Eminim yaşı belli bir düzeye erişmiş (en azından PS1-Nintendo 64 dönemini yaşamış) çoğu oyuncunun kafasından “ah şu oyunu yeni teknolojiye göre yapsalar” fikri geçiyordur. Bunun nedeni eski oyunların verdiği zevki yeni oyunlarda pek alamamaları. Kimileri bunun sebebini büyüyüp oyunlardan sıkılmamıza bağlıyor, kimileri ise yeni oyunların pek tad vermediğini söylüyor. Bana soracak olursanız ikisi de belli oranlarda doğru.
Artık büyümemizden ötürü oyunlarda belli bir tecrübe düzeyine eriştik. Bir oyunun bize sunacağı şeyler arasında derin senaryo, ayrıntılı oynanış dinamikleri arıyoruz. Öyle önüne geleni vur şeklinde tasarlanan FPS ve TPS oyunları bizi memnun etmiyor. Bir RPG oyunu oynadığımızda senaryosunun basit olması bizi doğrudan oyundan soğutuyor. En azından bir RPG oyunu oynanış dinamikleriyle bizi mutlu etmeli. Tabi günümüzde oyunların gittikçe kolaylaştığını da inkar edemeyiz. Eskiden bir bulmaca için dakikalarca etrafta ipucu arar veya bulmacayı çözecek kombinasyon için beyin fırtınası yapmamız gerekirdi. Şimdi “herkes oyun oynasın” diye oyunları kolaylaştırmak moda olduğundan böyle zevklerden maalesef mahrum kalıyoruz. Peki bizi ne kurtarabilir? Tabi ki eski oyunların yeni teknoloji ile karşımıza çıkarılması.
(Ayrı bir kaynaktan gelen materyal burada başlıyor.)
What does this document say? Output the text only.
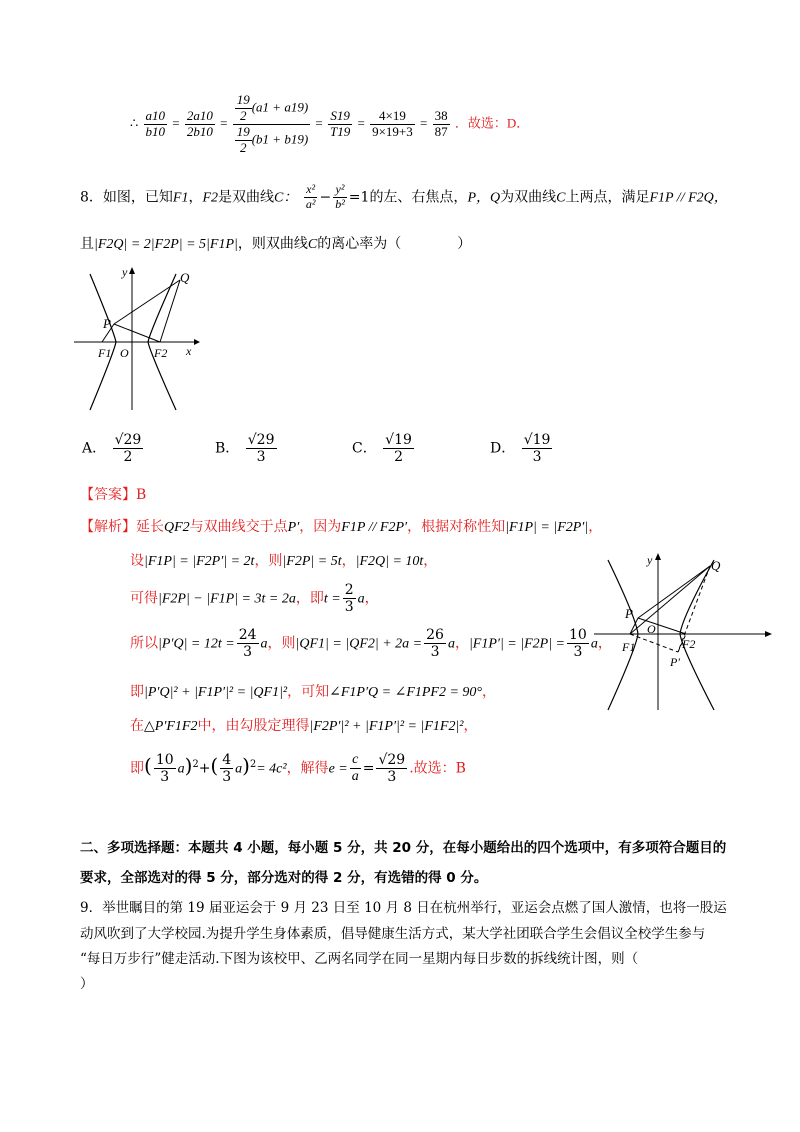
∴ $\frac{a10}{b10} = \frac{2a10}{2b10} = \frac{\frac{19}{2} (a1 + a19)}{\frac{19}{2} (b1 + b19)} = \frac{S19}{T19} = \frac{4\times 19}{9\times 19+3} = \frac{38}{87}$ ．故选：D．
8．如图，已知F1，F2是双曲线C： $\frac{\text{x²}}{\text{a²}} - \frac{\text{y²}}{\text{b²}} =1$的左、右焦点，P，Q为双曲线C上两点，满足F1P // F2Q，
且|F2Q| = 2|F2P| = 5|F1P|，则双曲线C的离心率为（　　　　）
y	Q
P
F1 O F2 x
A． $\frac{√29}{2}$	B． $\frac{√29}{3}$	C． $\frac{√19}{2}$	D． $\frac{√19}{3}$
【答案】B
【解析】延长QF2与双曲线交于点P′，因为F1P // F2P′，根据对称性知|F1P| = |F2P′|，
设|F1P| = |F2P′| = 2t，则|F2P| = 5t，|F2Q| = 10t，
可得|F2P| − |F1P| = 3t = 2a，即$t = \frac{2}{3}$ a，
所以$|P'Q| = 12t = \frac{24}{3}$ a，则$|QF1| = |QF2| + 2a = \frac{26}{3}$ a，$|F1P'| = |F2P| = \frac{10}{3}$ a，
即|P′Q|² + |F1P′|² = |QF1|²，可知∠F1P′Q = ∠F1PF2 = 90°，
在△P′F1F2中，由勾股定理得|F2P′|² + |F1P′|² = |F1F2|²，
即( $\frac{10}{3} a)^2+( \frac{4}{3} a)^2= 4c^2$，解得$e = \frac{c}{a} = \frac{√29}{3}$ .故选：B
y	Q
P
O
F1	F2
P′
二、多项选择题：本题共 4 小题，每小题 5 分，共 20 分，在每小题给出的四个选项中，有多项符合题目的
要求，全部选对的得 5 分，部分选对的得 2 分，有选错的得 0 分。
9．举世瞩目的第 19 届亚运会于 9 月 23 日至 10 月 8 日在杭州举行，亚运会点燃了国人激情，也将一股运
动风吹到了大学校园.为提升学生身体素质，倡导健康生活方式，某大学社团联合学生会倡议全校学生参与
“每日万步行”健走活动.下图为该校甲、乙两名同学在同一星期内每日步数的拆线统计图，则（
）
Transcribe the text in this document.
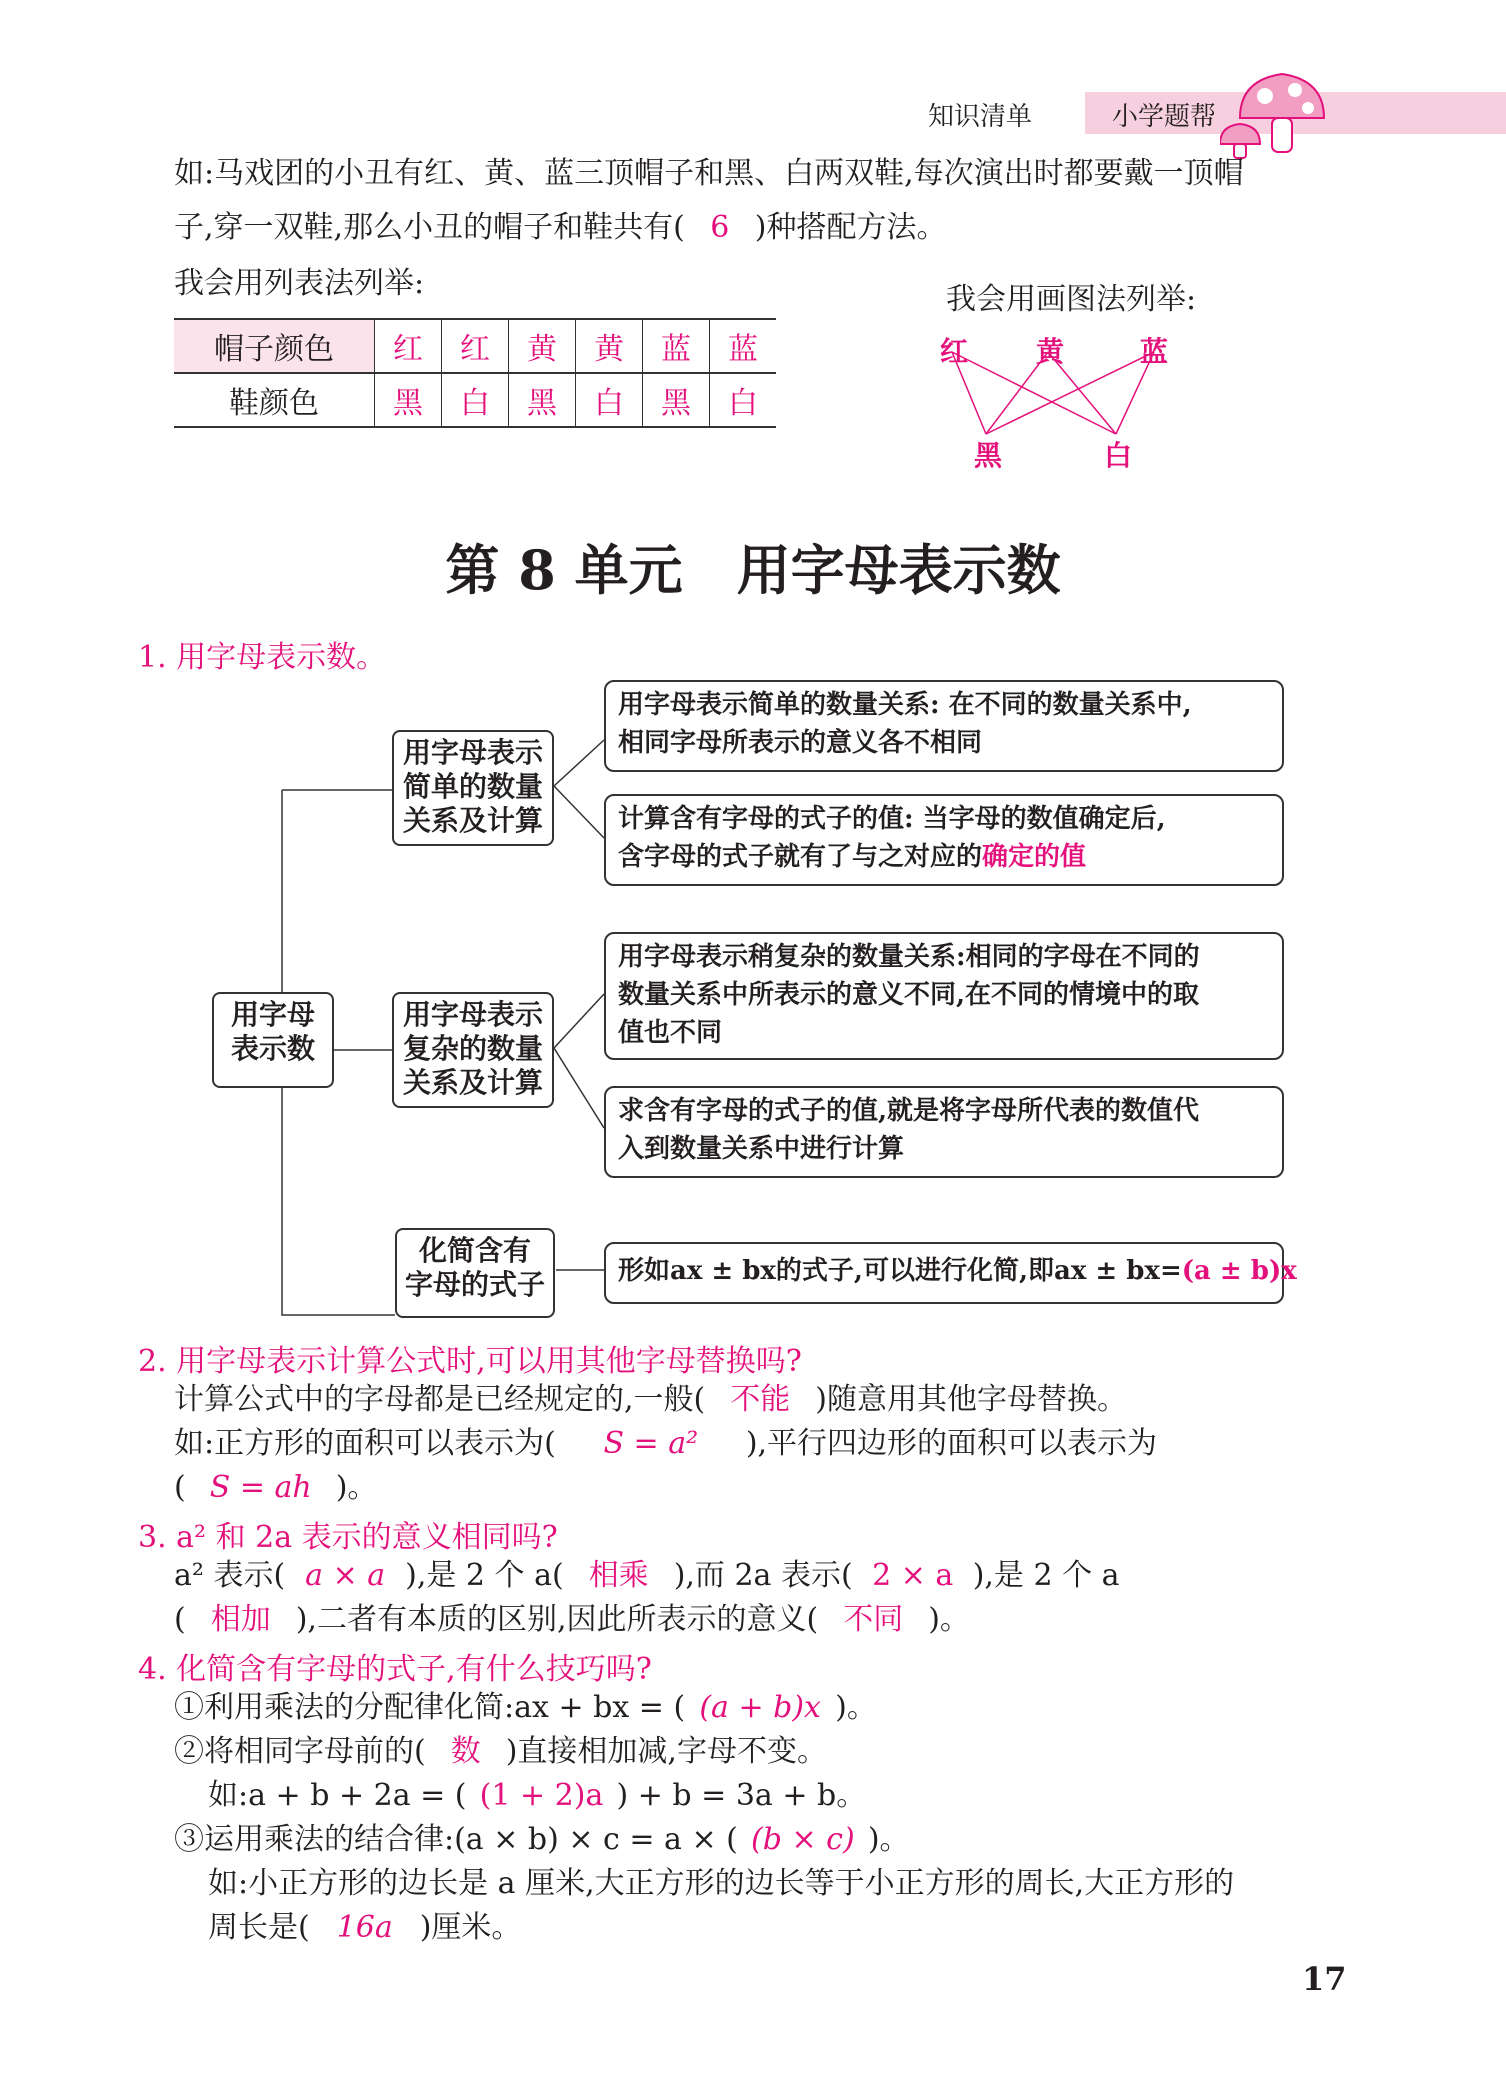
知识清单	小学题帮
如:马戏团的小丑有红、黄、蓝三顶帽子和黑、白两双鞋,每次演出时都要戴一顶帽
子,穿一双鞋,那么小丑的帽子和鞋共有( 6 )种搭配方法。
我会用列表法列举:	我会用画图法列举:
帽子颜色	红	红	黄	黄	蓝	蓝
鞋颜色	黑	白	黑	白	黑	白
红 黄	蓝
黑	白
第 8 单元　用字母表示数
1. 用字母表示数。
用字母
表示数
用字母表示
简单的数量
关系及计算
用字母表示
复杂的数量
关系及计算
化简含有
字母的式子
用字母表示简单的数量关系: 在不同的数量关系中,
相同字母所表示的意义各不相同
计算含有字母的式子的值: 当字母的数值确定后,
含字母的式子就有了与之对应的确定的值
用字母表示稍复杂的数量关系:相同的字母在不同的
数量关系中所表示的意义不同,在不同的情境中的取
值也不同
求含有字母的式子的值,就是将字母所代表的数值代
入到数量关系中进行计算
形如ax ± bx的式子,可以进行化简,即ax ± bx=(a ± b)x
2. 用字母表示计算公式时,可以用其他字母替换吗?
计算公式中的字母都是已经规定的,一般( 不能 )随意用其他字母替换。
如:正方形的面积可以表示为( S = a² ),平行四边形的面积可以表示为
( S = ah )。
3. a² 和 2a 表示的意义相同吗?
a² 表示( a × a ),是 2 个 a( 相乘 ),而 2a 表示( 2 × a ),是 2 个 a
( 相加 ),二者有本质的区别,因此所表示的意义( 不同 )。
4. 化简含有字母的式子,有什么技巧吗?
①利用乘法的分配律化简:ax + bx = ( (a + b)x )。
②将相同字母前的( 数 )直接相加减,字母不变。
如:a + b + 2a = ( (1 + 2)a ) + b = 3a + b。
③运用乘法的结合律:(a × b) × c = a × ( (b × c) )。
如:小正方形的边长是 a 厘米,大正方形的边长等于小正方形的周长,大正方形的
周长是( 16a )厘米。
17
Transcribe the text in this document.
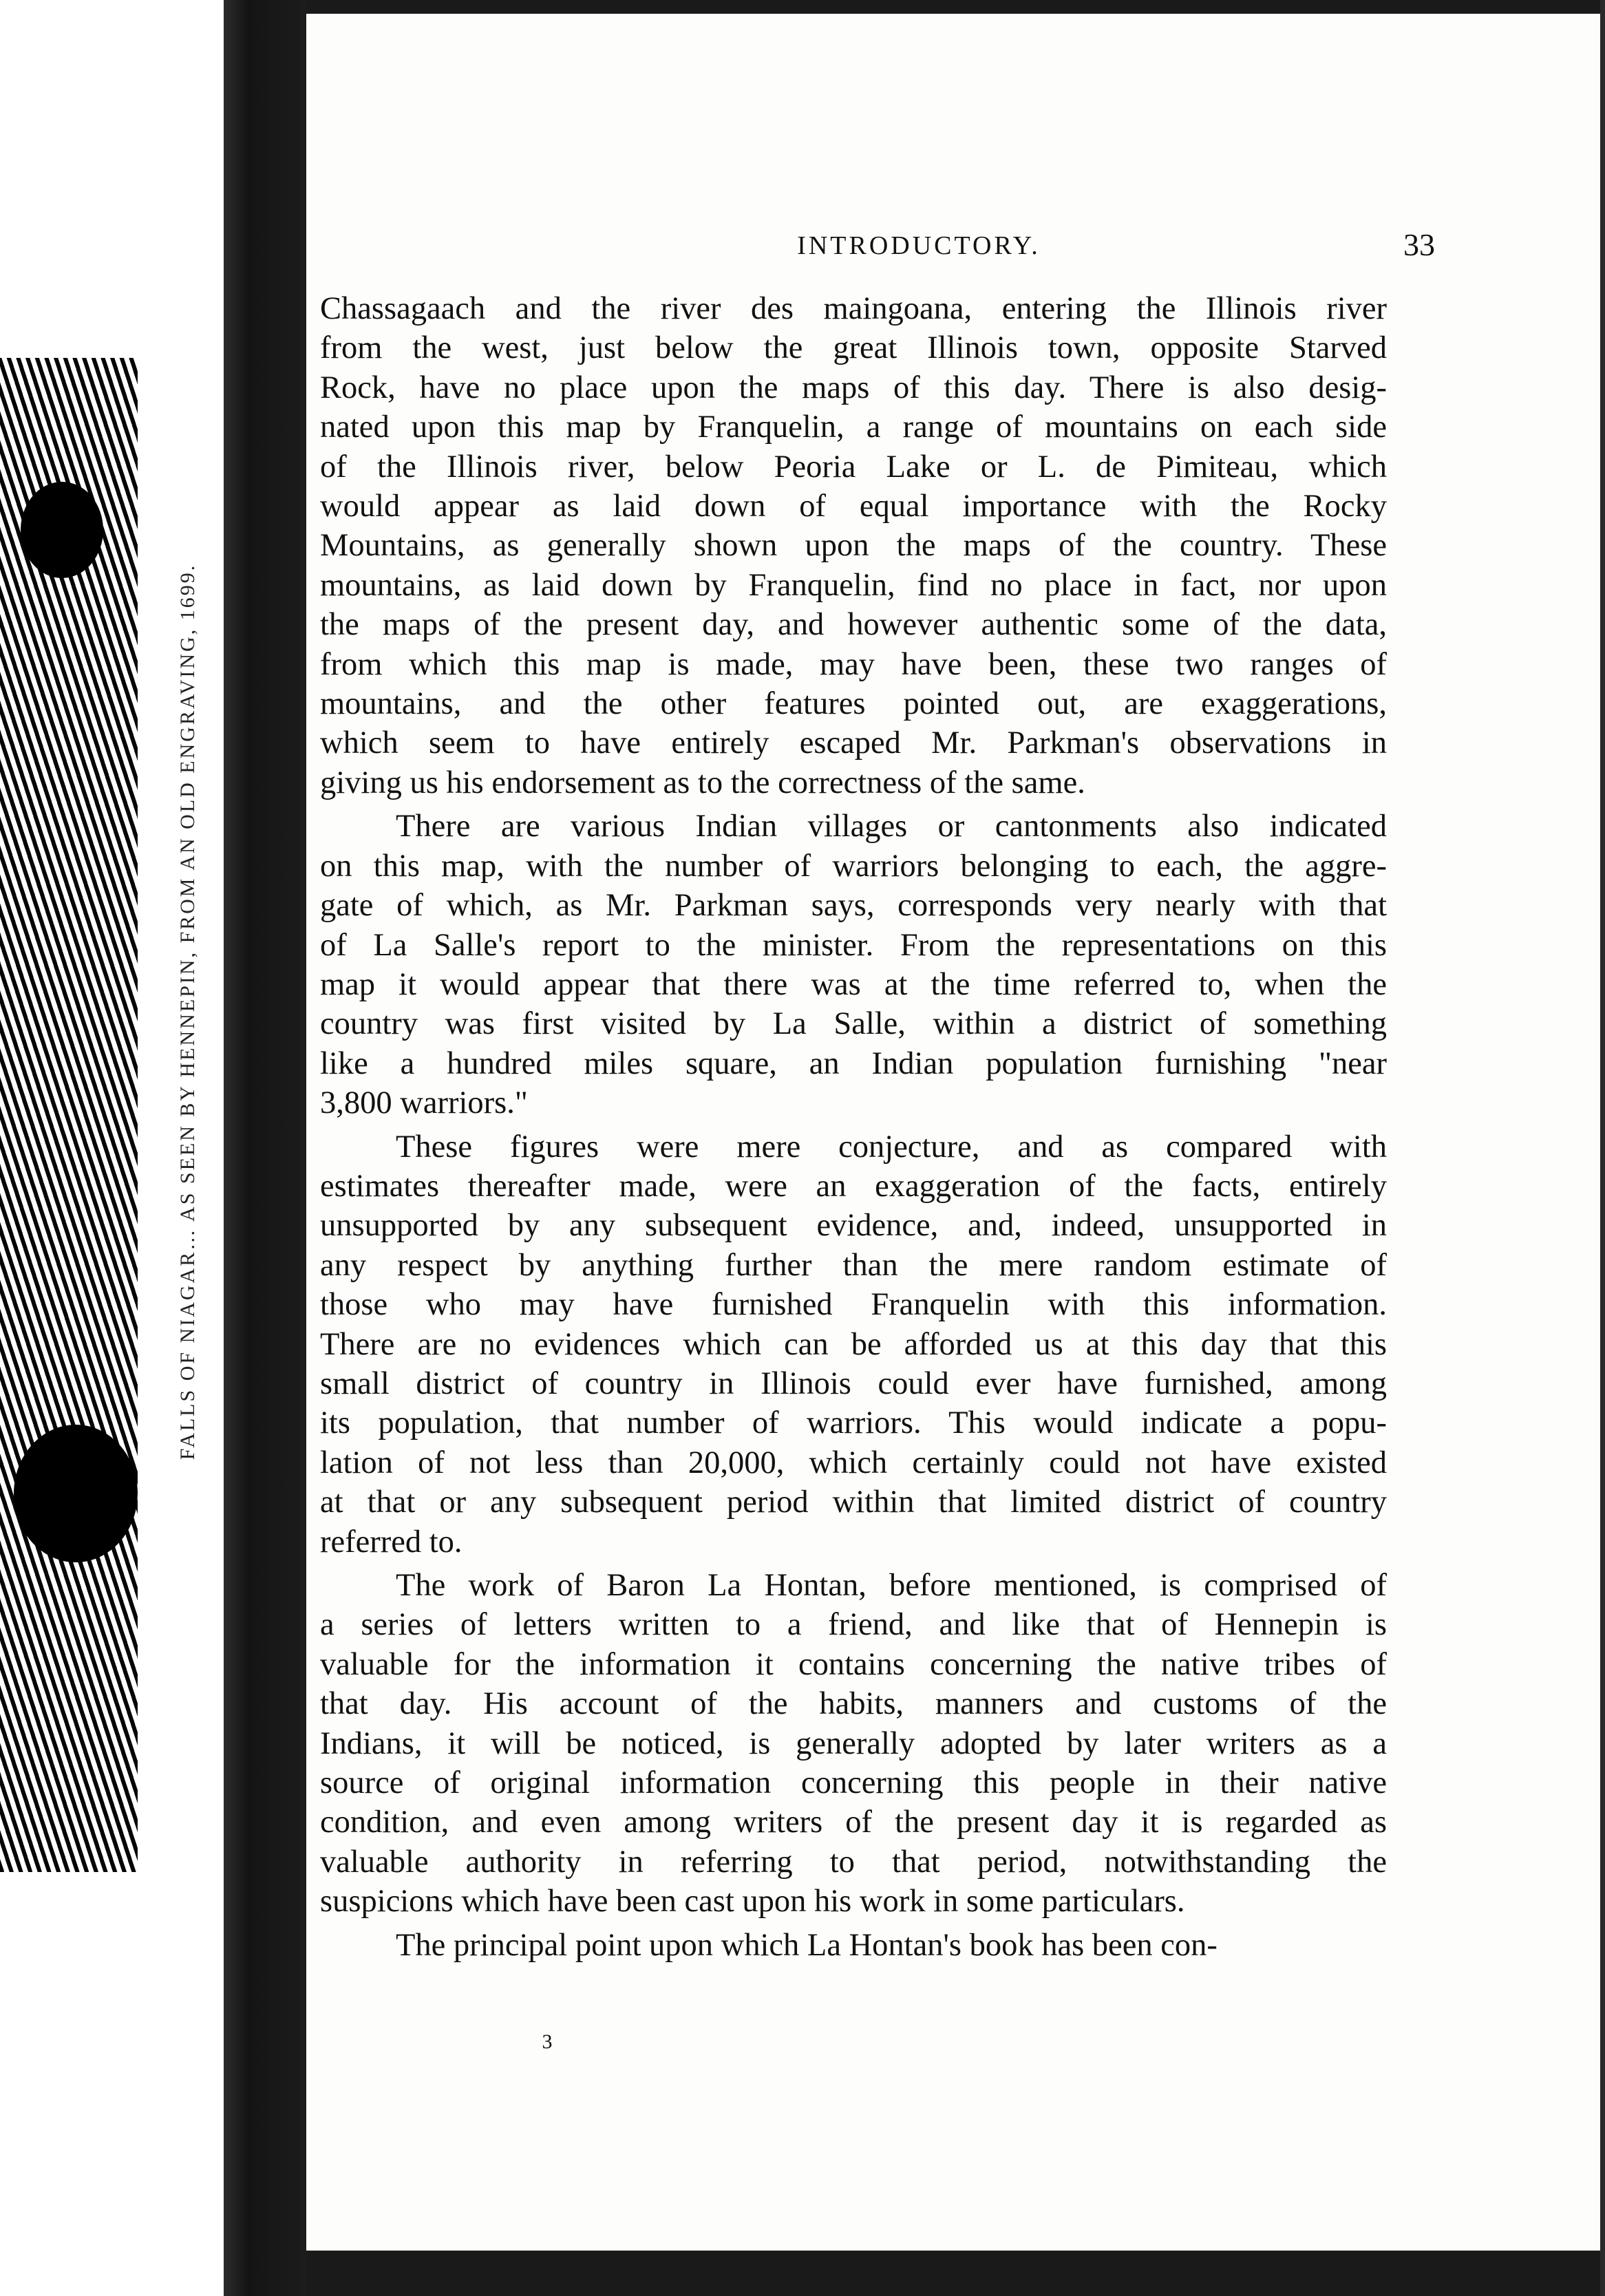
FALLS OF NIAGAR… AS SEEN BY HENNEPIN, FROM AN OLD ENGRAVING, 1699.
INTRODUCTORY.	33
Chassagaach and the river des maingoana, entering the Illinois river
from the west, just below the great Illinois town, opposite Starved
Rock, have no place upon the maps of this day. There is also desig-
nated upon this map by Franquelin, a range of mountains on each side
of the Illinois river, below Peoria Lake or L. de Pimiteau, which
would appear as laid down of equal importance with the Rocky
Mountains, as generally shown upon the maps of the country. These
mountains, as laid down by Franquelin, find no place in fact, nor upon
the maps of the present day, and however authentic some of the data,
from which this map is made, may have been, these two ranges of
mountains, and the other features pointed out, are exaggerations,
which seem to have entirely escaped Mr. Parkman's observations in
giving us his endorsement as to the correctness of the same.
There are various Indian villages or cantonments also indicated
on this map, with the number of warriors belonging to each, the aggre-
gate of which, as Mr. Parkman says, corresponds very nearly with that
of La Salle's report to the minister. From the representations on this
map it would appear that there was at the time referred to, when the
country was first visited by La Salle, within a district of something
like a hundred miles square, an Indian population furnishing "near
3,800 warriors."
These figures were mere conjecture, and as compared with
estimates thereafter made, were an exaggeration of the facts, entirely
unsupported by any subsequent evidence, and, indeed, unsupported in
any respect by anything further than the mere random estimate of
those who may have furnished Franquelin with this information.
There are no evidences which can be afforded us at this day that this
small district of country in Illinois could ever have furnished, among
its population, that number of warriors. This would indicate a popu-
lation of not less than 20,000, which certainly could not have existed
at that or any subsequent period within that limited district of country
referred to.
The work of Baron La Hontan, before mentioned, is comprised of
a series of letters written to a friend, and like that of Hennepin is
valuable for the information it contains concerning the native tribes of
that day. His account of the habits, manners and customs of the
Indians, it will be noticed, is generally adopted by later writers as a
source of original information concerning this people in their native
condition, and even among writers of the present day it is regarded as
valuable authority in referring to that period, notwithstanding the
suspicions which have been cast upon his work in some particulars.
The principal point upon which La Hontan's book has been con-
3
Listede her ne kadar yer almasa da gönlümüzde yer alıyor
Aslına bakacak olursanız yeniden yapılan oyunların kaliteli olabileceğini ilk olarak Gamecube için Resident Evil 1’in yeniden karşımıza çıkmasıyla anladım. Capcom, öyle bir remake oyunla karşımıza çıkmıştı ki hani Gamecube sürümünün orijinalinden daha iyi olduğunu rahatlıkla söyleyebilirim. İşte bu oyunla birlikte remake’lerin oyun dünyamızı daha güzel yapabileceği kanısına vardım. Resident Evil’ın Gamecube için hazırlanan oyunu mükemmel grafikleri, senaryoya yeni eklenmiş ek hikayeler, yepyeni oynanış dinamikleri (zombiye şok verme ve bıçak saplama gibi), zombilerin yakılmadığı takdirde ayaklanıp çok saldıgan bir halde peşinize düşmesi gibi birbirinden harika özelliklere sahipti. Tabi ilk Metal Gear Solid oyununun remake’i olan ve yine Gamecube için hazırlanan Metal Gear Solid: Twin Snakes de orijinaline bir hayli sadık kalarak beğenimizi kazanmıştı.
Peki başka hangi oyunların remake’leri yapılabilir? Bunun için konsol oyunlarından oluşan bir liste hazırladık. Aslında listenin konsollardan oluşması benim genellikle konsollarda oyun oynamamdan ve konsol dünyasına daha hakim olmamdan kaynaklanıyor. Bu listeye her yıl karşımıza yeni oyunları çıkan spor oyunlarını ve araba yarışlarını almadık. Ayrıca remake’inin yapılmasının iyi olmayacağını düşündüğümüz bazı oyunlara da listede yer vermedik. O nedenle listemizin belli oranda eksik veya benim kişisel zevkime göre hazırlandığını söyleyebilirim. Sonuçta bu tarz her makale biraz da yazarın zevkine göre oluşturuluyor. Listenin eksik olması ise kaçınılmaz diyebilirim; çünkü piyasaya o kadar çok kaliteli oyun çıktı ki bunlar arasından seçim yapmak zor olacaktı. Son olarak listede NES ve SNES dönemi oyunlarını da almamaya karar verdim, çünkü bu oyunlar günümüz teknolojisi ile yapılırlarsa ortaya çıkacak oyun bir remake’ten çok, yepyeni bir yapım olacaktır. İşte BSC olarak bizim (daha doğrusu benim) listemiz.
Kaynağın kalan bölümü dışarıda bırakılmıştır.